Bayo recalled being singled out for an identity check on returning from Friday prayers outside the base at the Ledra Palace hotel in Nicosia “while other soldiers were waved through”. He said Christian troops were provided with a vehicle to attend church on Sundays.
The veteran said he believed that “yes, the British army is institutionally racist”, partly because of what happened and the way his complaint was originally handled and subsequently contested over an extended period by the MoD.
Emma Norton, his solicitor from the Centre for Military Justice, who acted with support from the Equality and Human Rights Commission, said she believed Bayo would not have brought a discrimination claim had the army engaged constructively when he first complained in autumn 2017.

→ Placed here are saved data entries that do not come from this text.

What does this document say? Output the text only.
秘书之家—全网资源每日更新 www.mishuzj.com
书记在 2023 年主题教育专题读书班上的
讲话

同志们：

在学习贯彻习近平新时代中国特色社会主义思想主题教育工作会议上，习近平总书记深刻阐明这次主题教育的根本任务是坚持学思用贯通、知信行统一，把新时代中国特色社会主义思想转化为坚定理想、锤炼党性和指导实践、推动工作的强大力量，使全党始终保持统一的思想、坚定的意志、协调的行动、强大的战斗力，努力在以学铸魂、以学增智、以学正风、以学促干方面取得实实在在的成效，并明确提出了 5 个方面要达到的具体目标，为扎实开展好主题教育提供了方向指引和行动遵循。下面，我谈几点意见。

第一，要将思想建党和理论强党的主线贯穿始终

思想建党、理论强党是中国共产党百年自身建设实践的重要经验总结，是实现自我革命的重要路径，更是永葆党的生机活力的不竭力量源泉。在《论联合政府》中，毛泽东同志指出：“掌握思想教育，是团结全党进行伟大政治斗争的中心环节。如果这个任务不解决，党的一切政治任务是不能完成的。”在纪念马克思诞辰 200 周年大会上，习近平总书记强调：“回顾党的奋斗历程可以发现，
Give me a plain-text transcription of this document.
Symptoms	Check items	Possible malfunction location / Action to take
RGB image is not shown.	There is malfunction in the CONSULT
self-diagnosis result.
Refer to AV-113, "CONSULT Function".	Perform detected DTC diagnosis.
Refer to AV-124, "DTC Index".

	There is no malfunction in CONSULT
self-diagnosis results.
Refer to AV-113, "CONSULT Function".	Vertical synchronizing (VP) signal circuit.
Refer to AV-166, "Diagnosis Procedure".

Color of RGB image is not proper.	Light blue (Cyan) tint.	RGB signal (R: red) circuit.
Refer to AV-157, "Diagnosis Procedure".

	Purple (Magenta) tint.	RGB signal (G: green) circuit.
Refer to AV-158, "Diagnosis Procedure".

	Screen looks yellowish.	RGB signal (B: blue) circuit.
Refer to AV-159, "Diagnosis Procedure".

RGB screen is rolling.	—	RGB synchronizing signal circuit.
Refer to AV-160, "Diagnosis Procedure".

“Instead they completely rejected his complaint, causing him to have to appeal it, and then they tried for years through their lawyers to have the case thrown out of court,” she said. “That is not the sign of an organisation that genuinely wants to learn from its mistakes.”
Bayo, originally from the Gambia, a Commonwealth nation from which the British army has traditionally recruited, joined up in 2004 and served full-time for six years, and afterwards as a reservist. He rejoined to serve full-time in Cyprus with the hope of restarting an army career he had dreamed of his whole life.
“My grandfather fought in the second world war, in Burma, and I grew up seeing his medals. My uncle was in the Gambian army. Every year, a British regiment, the Royal Gibraltars, would come to Gambia and we would see them. They used to give us sweets and books and things like that,” he said.
Now a taxi driver, Bayo lives in Yorkshire with his wife and three children. He cried when he talked about his eight-year-old son. “That’s what’s most disheartening for me. He says: ‘Oh Daddy, I want to be a soldier like you,’ but now I discourage him, even from playing soldier and all that. I don’t want him to go through what I went through.”